One popular method for this sort of Management Assessment is called RISK, an acronym that stands for requirements, identify, select and know.
Employing RISK to build an effective AUP is important whether an organization is publicly or privately held.
Even family-owned businesses need an AUP if their employees have access to the Internet.
The requirement of their RISK policy includes understanding that the company’s reputation and assets could be endangered by employee abuse, misuse or threat roll of the company’s network or computers.
When a company understands that email, instant messaging, peer-to-peer and web surfing technology can leave them vulnerable to exploitation or network and system damage, they have identified the key elements around which they must design their AUP.
Once the basic requirements have been identified, the next step is to construct a policy that will protect both their network security and the company’s reputation.
Since breaches in computer network security can lead to substantial regulatory fines judicial settlements that can cost billions and negative media attention that can seriously damage a company’s reputation, the design of a comprehensive and relevant AUP is more important than ever.
Design & Educate
First of all, the AUP should be explicitly written and clearly presented to all employees. It should be comprehensive, covering all rules, polices and procedures appertaining to P2P, Internet, Instant Messaging and email activities.
The use of any vague language should be strictly avoided in an effective AUP. For example, stating that email is to be used for business purposes can leaves wiggle room for an employee to state he was using his email for business when he actually means “personal” business rather than correspondence pertaining to his job.
Employees should be notified that all communications whether of a personal or business nature are monitored and stored. The need for such monitoring should be explained as well as the penalty for employee abuse.
Employees should be made to understand that use of company computers and protocols such as email, IM and P2P are not rights, but rather privilege given to them by the company.
Penalties ranging from written warnings all the way up to termination should be clearly explained. The comprehensive nature of the policies and procedures should be updated regularly in order to govern developing concerns such as blogging.
New technologies and communication protocols are appearing daily – a company’s best acceptable usage policy should be flexible enough to accommodate these emerging threats.
Monitor & Enforce
Developing the AUP and educating employees is only the first step. The implementation system should also include how the company will monitor and enforce their internal AUP.
In an ideal world, simply telling an employee to not exercise bad judgment might be enough.
But employees can be mislead themselves and endanger a host network security system despite good intentions.

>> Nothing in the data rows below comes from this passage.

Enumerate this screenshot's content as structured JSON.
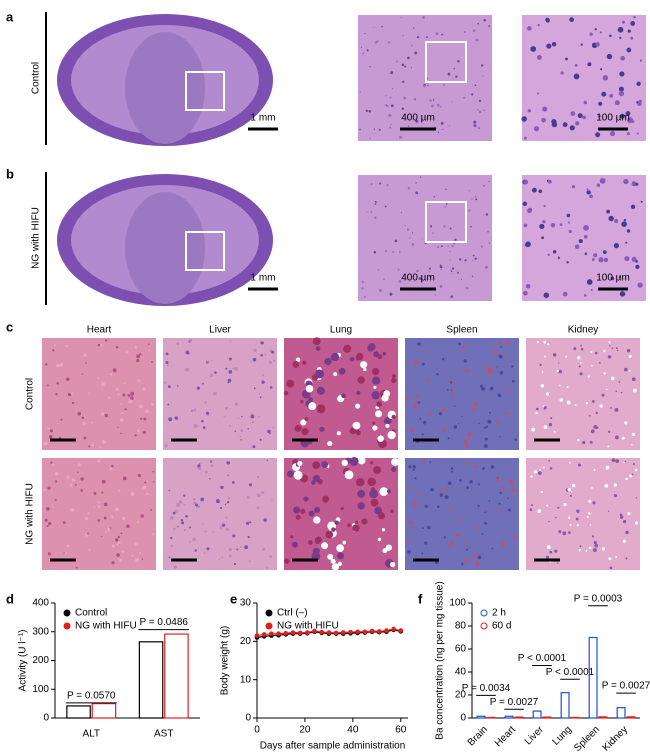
{
  "figure": {
    "panel_labels": [
      "a",
      "b",
      "c",
      "d",
      "e",
      "f"
    ],
    "brain_rows": [
      {
        "label": "Control",
        "scale_bars": [
          "1 mm",
          "400 µm",
          "100 µm"
        ]
      },
      {
        "label": "NG with HIFU",
        "scale_bars": [
          "1 mm",
          "400 µm",
          "100 µm"
        ]
      }
    ],
    "organ_columns": [
      "Heart",
      "Liver",
      "Lung",
      "Spleen",
      "Kidney"
    ],
    "organ_rows": [
      "Control",
      "NG with HIFU"
    ]
  },
  "chart_data": [
    {
      "type": "bar",
      "y_label": "Activity (U l⁻¹)",
      "categories": [
        "ALT",
        "AST"
      ],
      "series": [
        {
          "name": "Control",
          "color": "#000000",
          "values": [
            42,
            265
          ]
        },
        {
          "name": "NG with HIFU",
          "color": "#e02020",
          "values": [
            50,
            292
          ]
        }
      ],
      "ylim": [
        0,
        400
      ],
      "yticks": [
        0,
        100,
        200,
        300,
        400
      ],
      "annotations": [
        "P = 0.0570",
        "P = 0.0486"
      ]
    },
    {
      "type": "line",
      "y_label": "Body weight (g)",
      "x_label": "Days after sample administration",
      "x": [
        0,
        3,
        6,
        9,
        12,
        15,
        18,
        21,
        24,
        27,
        30,
        33,
        36,
        39,
        42,
        45,
        48,
        51,
        54,
        57,
        60
      ],
      "series": [
        {
          "name": "Ctrl (–)",
          "color": "#000000",
          "values": [
            21,
            21.3,
            21.5,
            21.6,
            21.8,
            22,
            22,
            22.1,
            22.5,
            22.2,
            22,
            22,
            22,
            22.1,
            22.2,
            22.3,
            22.5,
            22.4,
            22.5,
            23,
            22.6
          ]
        },
        {
          "name": "NG with HIFU",
          "color": "#e02020",
          "values": [
            21.5,
            21.8,
            22,
            22,
            22.1,
            22.3,
            22.2,
            22.3,
            22.7,
            22.4,
            22.3,
            22.2,
            22.3,
            22.4,
            22.5,
            22.5,
            22.7,
            22.6,
            22.8,
            23.2,
            22.8
          ]
        }
      ],
      "xlim": [
        0,
        63
      ],
      "xticks": [
        0,
        20,
        40,
        60
      ],
      "ylim": [
        0,
        30
      ],
      "yticks": [
        0,
        10,
        20,
        30
      ]
    },
    {
      "type": "bar",
      "y_label": "Ba concentration (ng per mg tissue)",
      "categories": [
        "Brain",
        "Heart",
        "Liver",
        "Lung",
        "Spleen",
        "Kidney"
      ],
      "series": [
        {
          "name": "2 h",
          "color": "#2050d0",
          "values": [
            1.5,
            1.5,
            6,
            22,
            70,
            9
          ]
        },
        {
          "name": "60 d",
          "color": "#e02020",
          "values": [
            0.5,
            0.8,
            0.8,
            0.5,
            1,
            1
          ]
        }
      ],
      "ylim": [
        0,
        100
      ],
      "yticks": [
        0,
        20,
        40,
        60,
        80,
        100
      ],
      "annotations": [
        "P = 0.0034",
        "P = 0.0027",
        "P < 0.0001",
        "P < 0.0001",
        "P = 0.0003",
        "P = 0.0027"
      ]
    }
  ]
}
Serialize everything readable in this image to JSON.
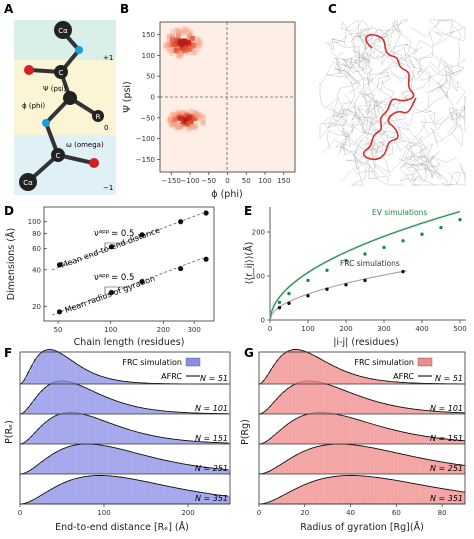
{
  "panels": {
    "A": {
      "label": "A",
      "atoms": {
        "ca_top": "Cα",
        "c_upper": "C",
        "r": "R",
        "c_lower": "C",
        "ca_bottom": "Cα"
      },
      "angles": {
        "psi": "Ψ (psi)",
        "phi": "ϕ (phi)",
        "omega": "ω (omega)"
      },
      "residue_index": {
        "next": "+1",
        "current": "0",
        "prev": "−1"
      }
    },
    "B": {
      "label": "B",
      "xlabel": "ϕ (phi)",
      "ylabel": "Ψ (psi)",
      "xticks": [
        "−150",
        "−100",
        "−50",
        "0",
        "50",
        "100",
        "150"
      ],
      "yticks": [
        "150",
        "100",
        "50",
        "0",
        "−50",
        "−100",
        "−150"
      ]
    },
    "C": {
      "label": "C"
    },
    "D": {
      "label": "D",
      "xlabel": "Chain length (residues)",
      "ylabel": "Dimensions (Å)",
      "xticks": [
        "50",
        "100",
        "200",
        "300"
      ],
      "yticks": [
        "100",
        "80",
        "60",
        "40",
        "20"
      ],
      "nu_sym": "ν",
      "nu_sup": "app",
      "nu_value": "= 0.5",
      "annotation_top": "Mean end-to-end distance",
      "annotation_bottom": "Mean radius of gyration"
    },
    "E": {
      "label": "E",
      "xlabel": "|i-j| (residues)",
      "ylabel": "⟨⟨r_ij⟩⟩(Å)",
      "xticks": [
        "0",
        "100",
        "200",
        "300",
        "400",
        "500"
      ],
      "yticks": [
        "0",
        "100",
        "200"
      ],
      "series_green": "EV simulations",
      "series_black": "FRC simulations"
    },
    "F": {
      "label": "F",
      "xlabel": "End-to-end distance [Rₑ] (Å)",
      "ylabel": "P(Rₑ)",
      "legend_hist": "FRC simulation",
      "legend_line": "AFRC",
      "xticks": [
        "0",
        "100",
        "200"
      ],
      "n_labels": [
        "N = 51",
        "N = 101",
        "N = 151",
        "N = 251",
        "N = 351"
      ],
      "color": "#8a8ee6"
    },
    "G": {
      "label": "G",
      "xlabel": "Radius of gyration [Rg](Å)",
      "ylabel": "P(Rg)",
      "legend_hist": "FRC simulation",
      "legend_line": "AFRC",
      "xticks": [
        "0",
        "20",
        "40",
        "60",
        "80"
      ],
      "n_labels": [
        "N = 51",
        "N = 101",
        "N = 151",
        "N = 251",
        "N = 351"
      ],
      "color": "#f08a8a"
    }
  },
  "chart_data": [
    {
      "type": "heatmap",
      "xlim": [
        -180,
        180
      ],
      "ylim": [
        -180,
        180
      ],
      "xlabel": "ϕ (phi)",
      "ylabel": "Ψ (psi)",
      "hotspots": [
        {
          "phi": -120,
          "psi": 130
        },
        {
          "phi": -110,
          "psi": -55
        }
      ]
    },
    {
      "type": "scatter",
      "log_axes": true,
      "xlabel": "Chain length (residues)",
      "ylabel": "Dimensions (Å)",
      "series": [
        {
          "name": "Mean end-to-end distance",
          "x": [
            51,
            101,
            151,
            251,
            351
          ],
          "y": [
            44,
            62,
            78,
            100,
            118
          ]
        },
        {
          "name": "Mean radius of gyration",
          "x": [
            51,
            101,
            151,
            251,
            351
          ],
          "y": [
            18,
            26,
            32,
            41,
            49
          ]
        }
      ]
    },
    {
      "type": "line",
      "xlabel": "|i-j| (residues)",
      "ylabel": "⟨⟨r_ij⟩⟩(Å)",
      "xlim": [
        0,
        500
      ],
      "ylim": [
        0,
        250
      ],
      "series": [
        {
          "name": "EV simulations",
          "x": [
            25,
            50,
            100,
            150,
            200,
            250,
            300,
            350,
            400,
            450,
            500
          ],
          "y": [
            40,
            60,
            90,
            113,
            135,
            150,
            165,
            180,
            195,
            210,
            228
          ]
        },
        {
          "name": "FRC simulations",
          "x": [
            25,
            50,
            100,
            150,
            200,
            250,
            350
          ],
          "y": [
            28,
            38,
            55,
            70,
            80,
            90,
            110
          ]
        }
      ]
    },
    {
      "type": "area",
      "xlabel": "End-to-end distance [Rₑ] (Å)",
      "xlim": [
        0,
        250
      ],
      "series": [
        {
          "name": "N = 51",
          "peak": 35
        },
        {
          "name": "N = 101",
          "peak": 50
        },
        {
          "name": "N = 151",
          "peak": 60
        },
        {
          "name": "N = 251",
          "peak": 80
        },
        {
          "name": "N = 351",
          "peak": 95
        }
      ]
    },
    {
      "type": "area",
      "xlabel": "Radius of gyration [Rg](Å)",
      "xlim": [
        0,
        90
      ],
      "series": [
        {
          "name": "N = 51",
          "peak": 16
        },
        {
          "name": "N = 101",
          "peak": 22
        },
        {
          "name": "N = 151",
          "peak": 27
        },
        {
          "name": "N = 251",
          "peak": 35
        },
        {
          "name": "N = 351",
          "peak": 40
        }
      ]
    }
  ]
}
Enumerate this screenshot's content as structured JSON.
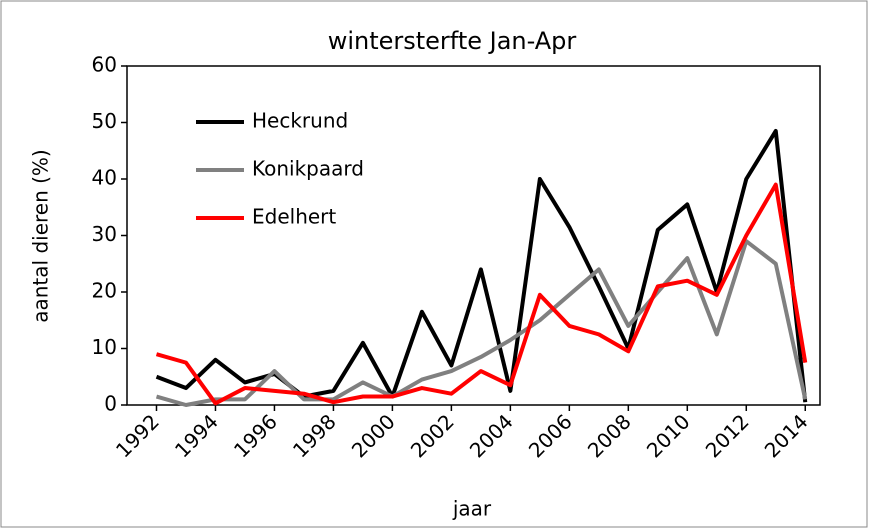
{
  "chart_data": {
    "type": "line",
    "title": "wintersterfte Jan-Apr",
    "x_label": "jaar",
    "y_label": "aantal dieren (%)",
    "x": [
      1992,
      1993,
      1994,
      1995,
      1996,
      1997,
      1998,
      1999,
      2000,
      2001,
      2002,
      2003,
      2004,
      2005,
      2006,
      2007,
      2008,
      2009,
      2010,
      2011,
      2012,
      2013,
      2014
    ],
    "series": [
      {
        "name": "Heckrund",
        "color": "#000000",
        "values": [
          5,
          3,
          8,
          4,
          5.5,
          1.5,
          2.5,
          11,
          1.5,
          16.5,
          7,
          24,
          2.5,
          40,
          31.5,
          21,
          10,
          31,
          35.5,
          20,
          40,
          48.5,
          0.5
        ]
      },
      {
        "name": "Konikpaard",
        "color": "#808080",
        "values": [
          1.5,
          0,
          1,
          1,
          6,
          1,
          1,
          4,
          1.5,
          4.5,
          6,
          8.5,
          11.5,
          15,
          19.5,
          24,
          14,
          20,
          26,
          12.5,
          29,
          25,
          1
        ]
      },
      {
        "name": "Edelhert",
        "color": "#ff0000",
        "values": [
          9,
          7.5,
          0.3,
          3,
          2.5,
          2,
          0.5,
          1.5,
          1.5,
          3,
          2,
          6,
          3.5,
          19.5,
          14,
          12.5,
          9.5,
          21,
          22,
          19.5,
          30,
          39,
          7.5
        ]
      }
    ],
    "xlim": [
      1991,
      2014.5
    ],
    "xticks": [
      1992,
      1994,
      1996,
      1998,
      2000,
      2002,
      2004,
      2006,
      2008,
      2010,
      2012,
      2014
    ],
    "ylim": [
      0,
      60
    ],
    "yticks": [
      0,
      10,
      20,
      30,
      40,
      50,
      60
    ],
    "grid": false,
    "legend": "upper left"
  }
}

Although the education of employees will assist in the enforcement of the AUP because the judicial system could find that a corporation has made a reasonable effort to keep their corporation free of hostility, harassment and other abusive behaviors, it will not be enough to keep your networks safe from outside intrusion, whether intentional or not
The AUP will reduce the vicarious liability that a company may endure but the vicarious liability factor is further protected when the written AUP is enforced through disciplinary actions and filtering solutions.
A filtering solution can prevent employees from accessing sites, software and other connections that may violate the company’s AUP and endanger its networks and systems.
This will eliminate employee error on many levels.
Whatever the chosen filtering solution, it should also monitor behavior in order to provide for disciplinary action on the part of the company as needed.
As previously mentioned, disciplinary action can be applied in stages from written warnings to suspensions to termination of employment.
These rules should be detailed specifically in the AUP and presented clearly to the employees so that expectations and rulings are clearly defined prior to any action being taken.
The Solution is the Solution
Defining the AUP requires identifying the risk management issues, key software vulnerabilities and required employee behavior.
When an effective AUP is combined with disciplinary action that is clearly stated and effectively enforced, companies are protecting their employees, networks and finances.
However, an AUP’s ultimate success will hinge a great deal on the type of filtering solution a company chooses.
A filter that not only enforces the AUP, but also monitors the behavior of the employees provides a double layer of protection.
A powerful and effective filtering solution is the final piece of the puzzle to developing, maintaining and enforcing the company AUP.